No cicadas here, thank goodness. The crickets and the frogs are bad enough, as far as noise goes. We even had a frog get in the house a few weeks ago. Cute little thing; I saw him hopping across the living room rug one evening. I tried to catch up with him, but he got away and apparently got out of the house. Oh, we have lizards, too, but they're quiet little guys and girls. I love to watch them running around in the yard.
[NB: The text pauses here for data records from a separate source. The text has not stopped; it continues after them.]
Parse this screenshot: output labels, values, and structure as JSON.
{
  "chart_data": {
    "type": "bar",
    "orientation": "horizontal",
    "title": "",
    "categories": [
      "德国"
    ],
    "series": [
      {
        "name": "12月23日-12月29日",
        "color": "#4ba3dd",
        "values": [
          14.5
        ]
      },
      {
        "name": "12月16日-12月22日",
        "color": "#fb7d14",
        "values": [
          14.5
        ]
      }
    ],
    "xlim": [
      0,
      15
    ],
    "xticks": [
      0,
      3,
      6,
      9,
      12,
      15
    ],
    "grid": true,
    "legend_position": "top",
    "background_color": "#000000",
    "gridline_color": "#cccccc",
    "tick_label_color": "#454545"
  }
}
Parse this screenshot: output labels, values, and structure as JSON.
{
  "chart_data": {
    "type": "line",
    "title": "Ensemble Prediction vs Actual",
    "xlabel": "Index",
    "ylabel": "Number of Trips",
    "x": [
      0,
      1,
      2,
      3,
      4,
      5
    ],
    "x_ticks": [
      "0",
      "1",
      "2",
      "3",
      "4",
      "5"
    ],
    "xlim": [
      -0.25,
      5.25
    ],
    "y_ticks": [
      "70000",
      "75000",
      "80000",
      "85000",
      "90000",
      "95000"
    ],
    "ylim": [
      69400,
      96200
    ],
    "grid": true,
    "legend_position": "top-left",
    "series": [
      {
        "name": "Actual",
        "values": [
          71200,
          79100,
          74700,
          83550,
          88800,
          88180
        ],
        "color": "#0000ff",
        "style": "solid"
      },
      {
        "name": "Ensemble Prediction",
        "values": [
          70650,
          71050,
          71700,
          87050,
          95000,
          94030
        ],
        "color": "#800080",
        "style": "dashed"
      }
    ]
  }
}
We also have mosquitoes. As far as I know, West Nile hasn't gotten to our part of the state yet. It is present in some parts of southern California, though, and you can bet I was real careful not to be outside at dawn or dusk, when they are most active, when we were down there last week. Especially considering the fact that if there is mosquito within a mile of me, it will find me and bite me. And the stupid thing is, I never feel them; only see the bite that's left over later. I try not to be too concerned about it; most people who get West Nile don't even know it. But I've already had several bites this summer, and every time I find one I get nervous about it.


----------



## Blue Mythril (Jul 1, 2004)

Urg, we have mosquitos.
I hate mosquitos -.-
They always eat me, hell I got eaten by mosquitos in England and you guys arn't even supposed to have any (at least, thats the sales pitch over here).
Damn little bloodsuckers.


----------



## Jayaprakash Satyamurthy (Jul 1, 2004)

Heh, mosquitos. They are almost my second family.


----------